Always normalize your data before feeding it into a neural network. This is important because if you consider the sigmoid activation function it is basically flat for larger values (positive and negative), resulting in a constant behavior of your neural net. Try normalizing as such input = (input-median(input)) / std(input)
I'm studying Java and I just wrote a program that turns CME quotes of soybeans, wheat or corn to "price per 60kg bag" in BRL(Brazilian Currency). I used JSmooth to wrap it and it runs perfectly on my machine. I tried sending it to my wife's PC in a Zip file and I also tried to execute it from the command line directly calling the Main class. In both cases, the program goes until the part where it asks the USD/BRL quote and after one enters it and presses "Enter", the program shows an aparent Runtime error:
Options: soybean / wheat / corn
Type name of commodity(lowercase):
soybean
Type current exchange rate(USD/BRL):
3.11
Exception in thread "main" java.util.InputMismatchException
at java.util.Scanner.throwFor(Unknown Source)
at java.util.Scanner.next(Unknown Source)
at java.util.Scanner.nextDouble(Unknown Source)
at PriceCME.getExchange_Rate(PriceCME.java:26)
at PriceCMEExecute.main(PriceCMEExecute.java:8)
I thought that maybe the version of Java on her pc was outdated, so I removed all previous versions, installed the JDK 111 and tried to run it again.
The same issue happened.
I then tried to recompile the .java files on her PC and there was no compile time error.
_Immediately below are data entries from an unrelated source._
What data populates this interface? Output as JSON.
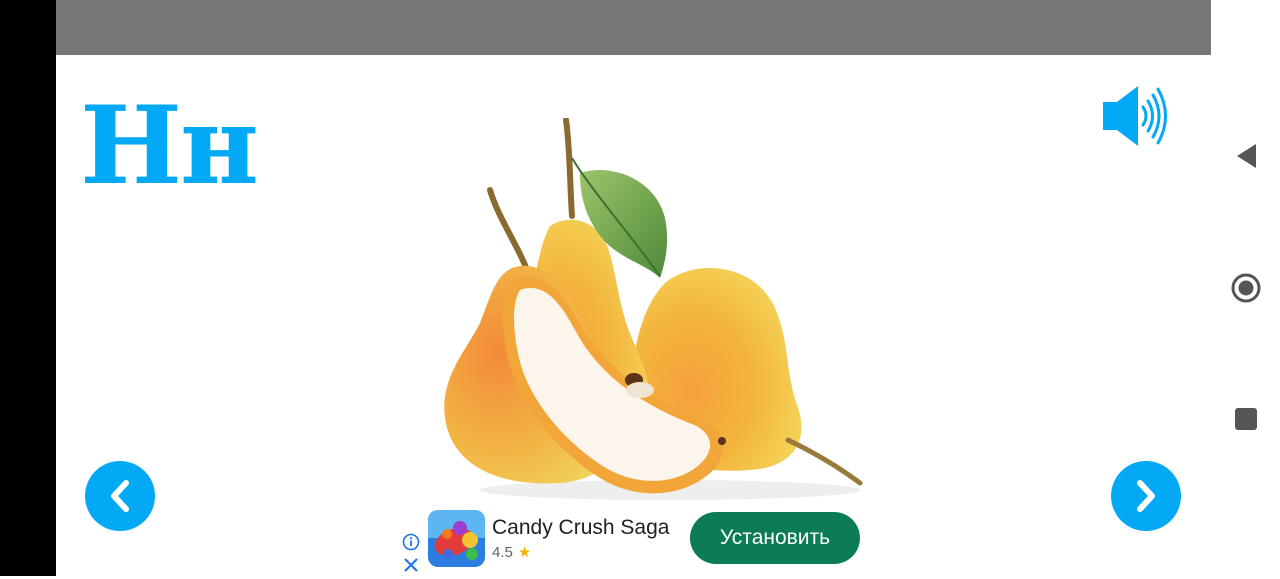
{
  "lesson": {
    "letter": "Нн",
    "accent_color": "#03A9F4"
  },
  "picture": {
    "subject": "pears-image"
  },
  "controls": {
    "sound_icon": "speaker-icon",
    "prev_icon": "chevron-left-icon",
    "next_icon": "chevron-right-icon"
  },
  "ad": {
    "app_name": "Candy Crush Saga",
    "rating": "4.5",
    "install_label": "Установить",
    "install_color": "#0B7C57"
  },
  "system": {
    "status_bar_color": "#777777",
    "nav_buttons": [
      "back-icon",
      "home-icon",
      "recents-icon"
    ]
  }
}
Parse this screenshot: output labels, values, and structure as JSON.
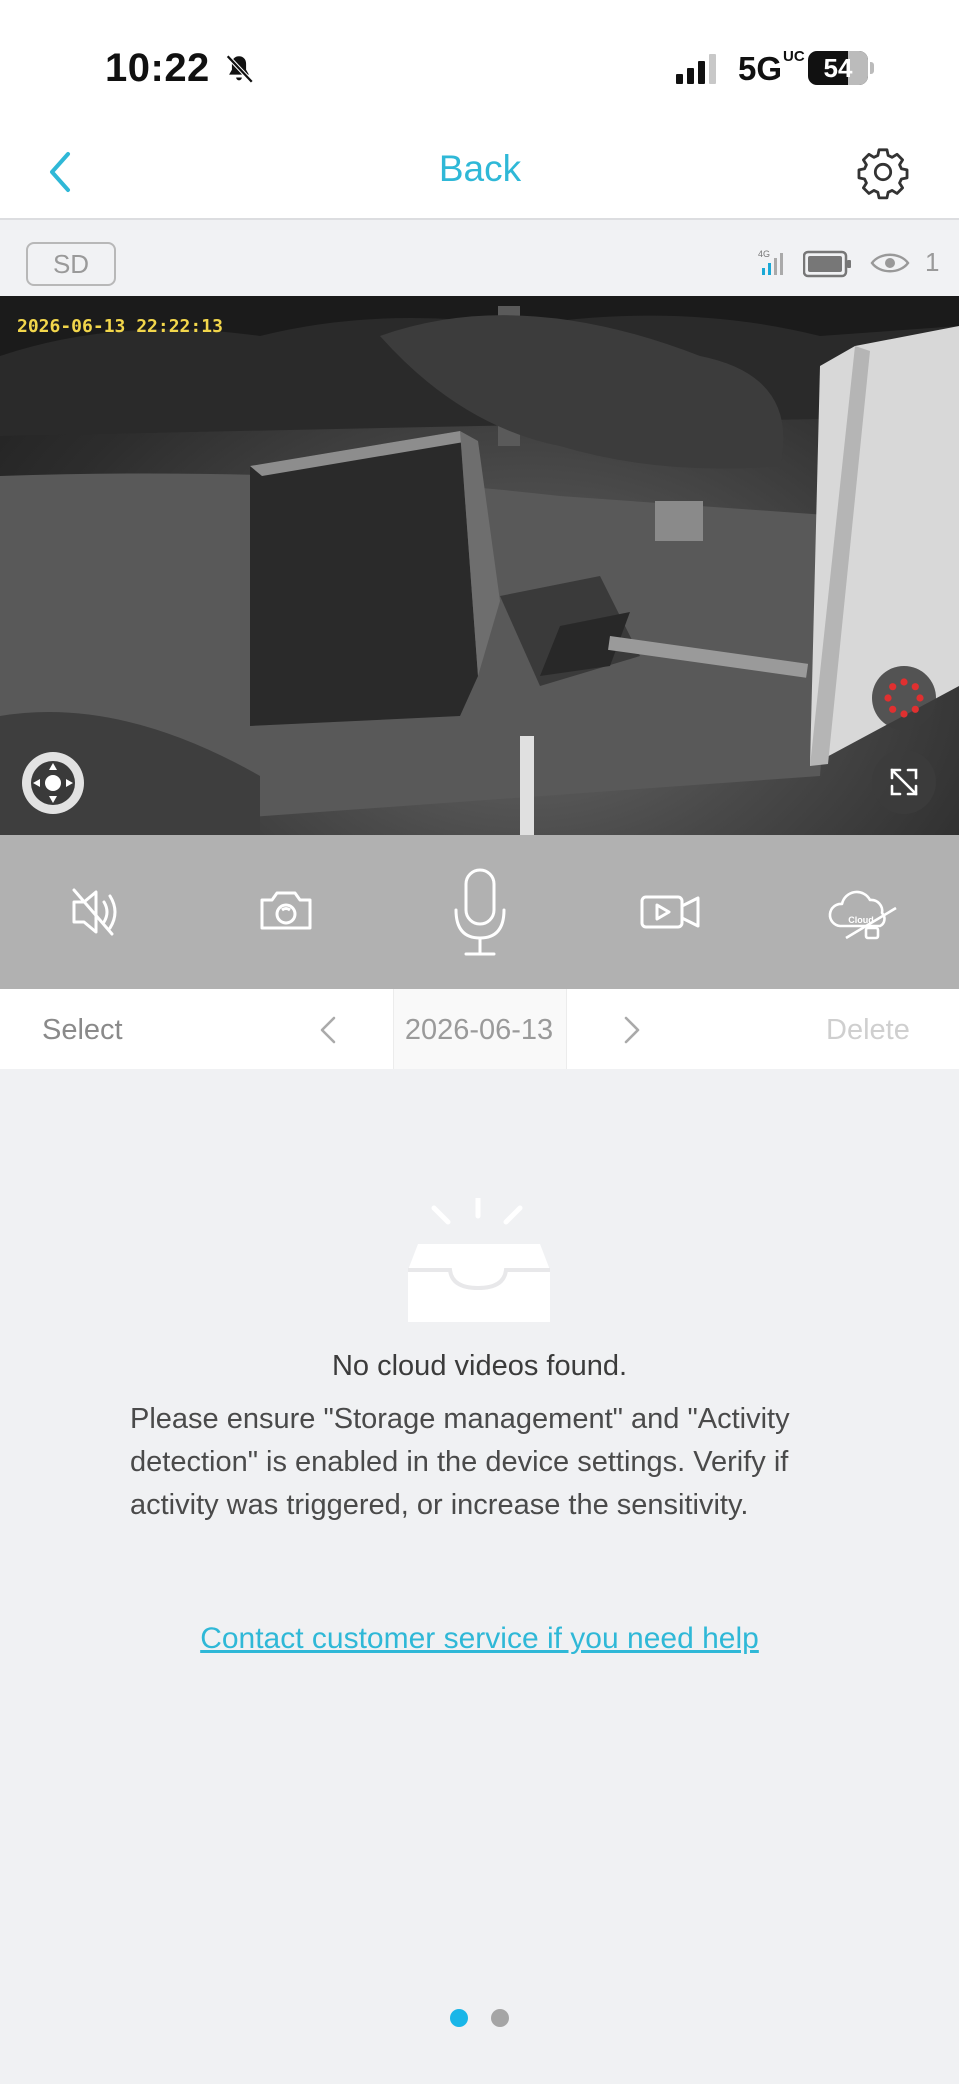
{
  "status_bar": {
    "time": "10:22",
    "network": "5G",
    "network_suffix": "UC",
    "battery": "54"
  },
  "header": {
    "back_label": "Back",
    "title": "Back"
  },
  "camera": {
    "storage_badge": "SD",
    "viewer_count": "1",
    "timestamp": "2026-06-13 22:22:13"
  },
  "controls": [
    "mute",
    "snapshot",
    "talk",
    "record",
    "cloud"
  ],
  "cloud_badge": "Cloud",
  "date_bar": {
    "select_label": "Select",
    "date": "2026-06-13",
    "delete_label": "Delete"
  },
  "empty_state": {
    "title": "No cloud videos found.",
    "description": "Please ensure \"Storage management\" and \"Activity detection\" is enabled in the device settings. Verify if activity was triggered, or increase the sensitivity.",
    "help_link": "Contact customer service if you need help"
  },
  "pagination": {
    "current": 1,
    "total": 2
  },
  "colors": {
    "accent": "#2fb8d7",
    "dot_active": "#19b6e8",
    "timestamp": "#f2d64b"
  }
}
When I tried to execute it, again the same issue.
The code is the following:
import java.util.Scanner;
public class PriceCME {
private String nameOfCommodity;
private final double BUSHEL_SOY_WHEAT = 27.2155;
private final double BUSHEL_CORN = 25.4012;
private final int KGPERSACA = 60;
private double quote;
private double exchRate;
private double pricePerSaca;
public void getNameOfComodity()
{
System.out.println("Options: soybean / wheat / corn");
System.out.print("Type name of commodity(lowercase): ");
System.out.println();
Scanner commodity = new Scanner(System.in);
nameOfCommodity = commodity.next();
}
public void getExchange_Rate()
{
System.out.print("Type current exchange rate(USD/BRL): ");
System.out.println();
Scanner exchangeRate = new Scanner(System.in);
exchRate = exchangeRate.nextDouble();
}
public void getQuote()
{
System.out.println("Source for quotes:
http://www.cmegroup.com/trading/agricultural/");
System.out.print("Type quote of commodity on CME: ");
System.out.println();
Scanner getQuote = new Scanner(System.in);
quote = getQuote.nextDouble();
}
public void CalculatePricePerSaca()
{
switch(nameOfCommodity)
{
case "soybean":
pricePerSaca = (((quote * KGPERSACA) / 100) /
BUSHEL_SOY_WHEAT) * exchRate;
break;
case "wheat":
pricePerSaca = (((quote * KGPERSACA) / 100) /
BUSHEL_SOY_WHEAT) * exchRate;
break;
case "corn":
pricePerSaca = (((quote * KGPERSACA) / 100) /
BUSHEL_CORN) * exchRate;
break;
}
}
public void getPricePerSaca()
{
System.out.printf("The price of %s \"Por Saca\" is:\nR$ %.2f ",
nameOfCommodity, pricePerSaca);
System.out.println();
System.out.println("Type \"false\" to exit.");
Scanner end = new Scanner(System.in);
boolean theEnd = end.hasNext();
}
}
public class PriceCMEExecute {
public static void main(String[] args)
{
PriceCME myPriceCME = new PriceCME();
myPriceCME.getNameOfComodity();
myPriceCME.getExchange_Rate();
myPriceCME.getQuote();
myPriceCME.CalculatePricePerSaca();
myPriceCME.getPricePerSaca();
}
}
How can this be happening? Would it be a problem on the JVM on her machine?